Job Processing API & Worker
A lightweight Python FastAPI application with a background worker that processes jobs asynchronously. Everything’s Dockerized, non-root, and ready for a production-ish environment — because, let’s be honest, who wants to deploy sloppy containers?
This project demonstrates:
-
API endpoints to create and track jobs
-
A worker that pulls jobs from Postgres and processes them
-
Logging for both API and worker
-
Healthchecks for production reliability
-
Docker Compose orchestration with non-root containers
-
Image vulnerability scanning (Trivy)
-
Versioned container images for deployment
Table of Contents
-
Features
-
Architecture
-
Setup
-
Usage
-
Docker & Deployment
-
Logging & Healthchecks
-
Security Notes
-
Future Improvements
FEATURES
FastAPI endpoints:
POST /jobs → submit a new job
GET /jobs/{job_id} → check job status
GET /health → API + DB healthcheck
Background worker:
Continuously polls the DB for pending jobs
Marks them processing → completed
Logs every step for easy debugging
Dockerized non-root containers:
API and worker run as appuser, not root
Isolated from host OS, safer for production
Persistent Postgres storage:
DB stored in Docker volume
Worker and API communicate via DB, decoupled
Healthchecks:
API /health endpoint
Worker heartbeat file for liveness
ARCHITECTURE
Think of it like a small factory:
API → intake department. Takes requests, stores jobs in the DB.
Postgres DB → warehouse. Holds jobs, tracks status.
Worker → processing department. Picks up pending jobs, does the work, updates status.
No API-to-worker direct calls. They don’t chat; they just meet in the DB like coworkers passing notes. Decoupled, simple, scalable.
Client --> API --> Postgres <-- Worker
SETUP
Requirements
Docker ≥ 24
Docker Compose ≥ 2
Python ≥ 3.12 (if running locally)
Steps
Clone the repo
git clone https://github.com/DaniAzure29/job-processing-api.git cd job-processing-api
Copy .env.example → .env and fill in credentials
Build and start containers
docker-compose build docker-compose up -d
Check running containers
docker ps
USAGE Test the API
Healthcheck:
curl http://localhost:8000/health
Submit job (JSON payload):
curl -X POST http://localhost:8000/jobs
-H "Content-Type: application/json"
-d '{"payload": "Do something important"}'
Check job status:
curl http://localhost:8000/jobs/1
Worker
Check logs:
docker-compose logs -f worker
You should see:
Worker started Processing job 1 Completed job 1
DOCKER AND DEPLOYMENT
Docker Compose handles multi-container setup: API, Worker, Postgres
Non-root containers for security (appuser)
Healthchecks for API and worker (via heartbeat)
Versioned images:
docker tag job-processing-api_api:latest your-dockerhub-username/job-api:v1.0 docker push your-dockerhub-username/job-api:v1.0
Same for worker
Using versioned images lets you roll back, deploy to multiple environments, and avoid “latest” nightmares. Trust me, you don’t want a broken latest in production.
LOGGING AND HEALTHCHECKS
Logging:
API: logger.info("API startup...")
Worker: logs every job processing step
Simple, lightweight, enough to debug without turning it into ELK nightmare
Healthchecks:
API: /health → checks DB connection
Worker: writes heartbeat file every few seconds (/tmp/worker_heartbeat.txt)
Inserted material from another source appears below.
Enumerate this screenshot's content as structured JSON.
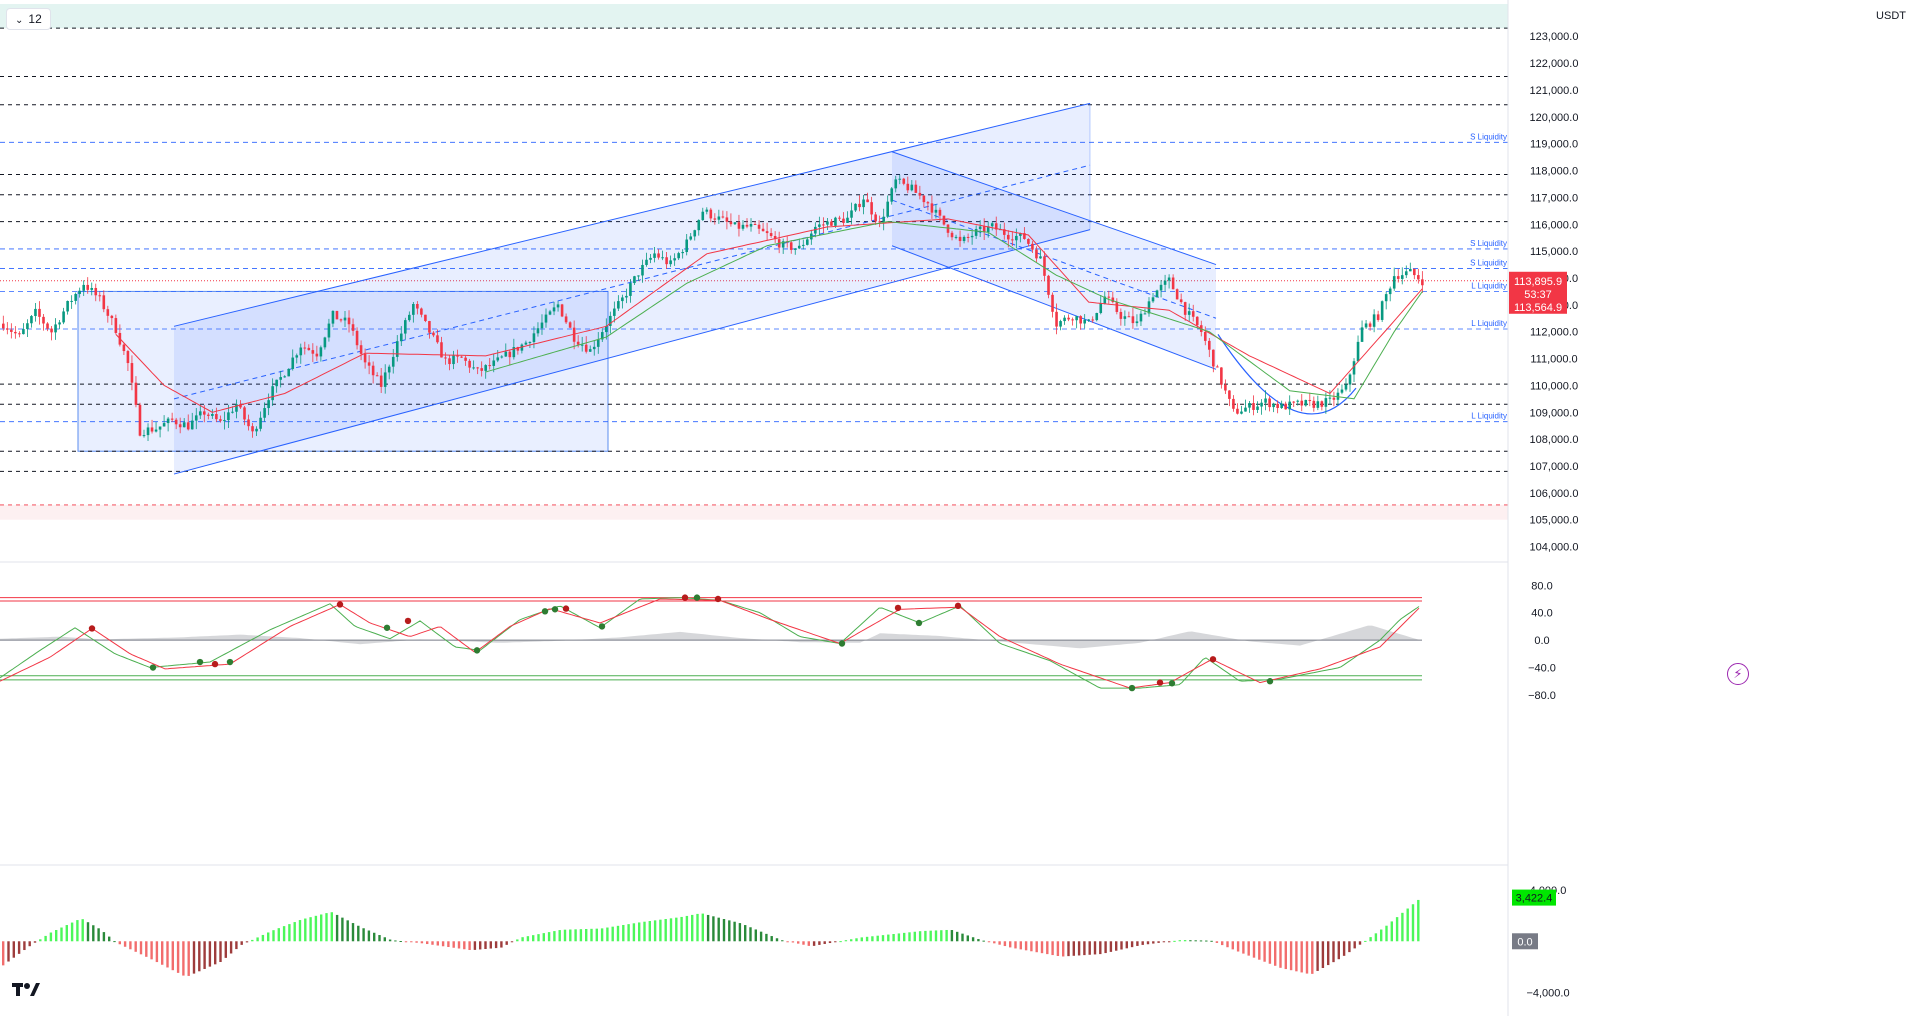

Not fancy, but enough to integrate with Docker/K8s liveness probes.
SECURITY NOTES
Containers run non-root → limits system-level damage if compromised
Python packages installed system-wide, read-only → prevents tampering
Secrets should not be baked into images
DB credentials and sensitive info should be injected via .env or a secrets manager
Image scanning done with Trivy → ensures you’re not shipping vulnerable base images
Non-root isn’t magic — if your app logic is hacked, attacker can still see jobs and secrets in the container. But it contains the damage to the container, not your host.
FUTURE IMPROVEMENTS
Add Redis or RabbitMQ queue instead of DB polling for higher throughput
CI/CD workflow for automated build, scan, and push
Metrics + Prometheus/Grafana integration
Retry/backoff logic for failed jobs
Better API validation & authentication
Bottom line:
This repo is small but production-minded. It’s simple, decoupled, and demonstrates best practices in Docker, FastAPI, background workers, and security hygiene — without over-engineering.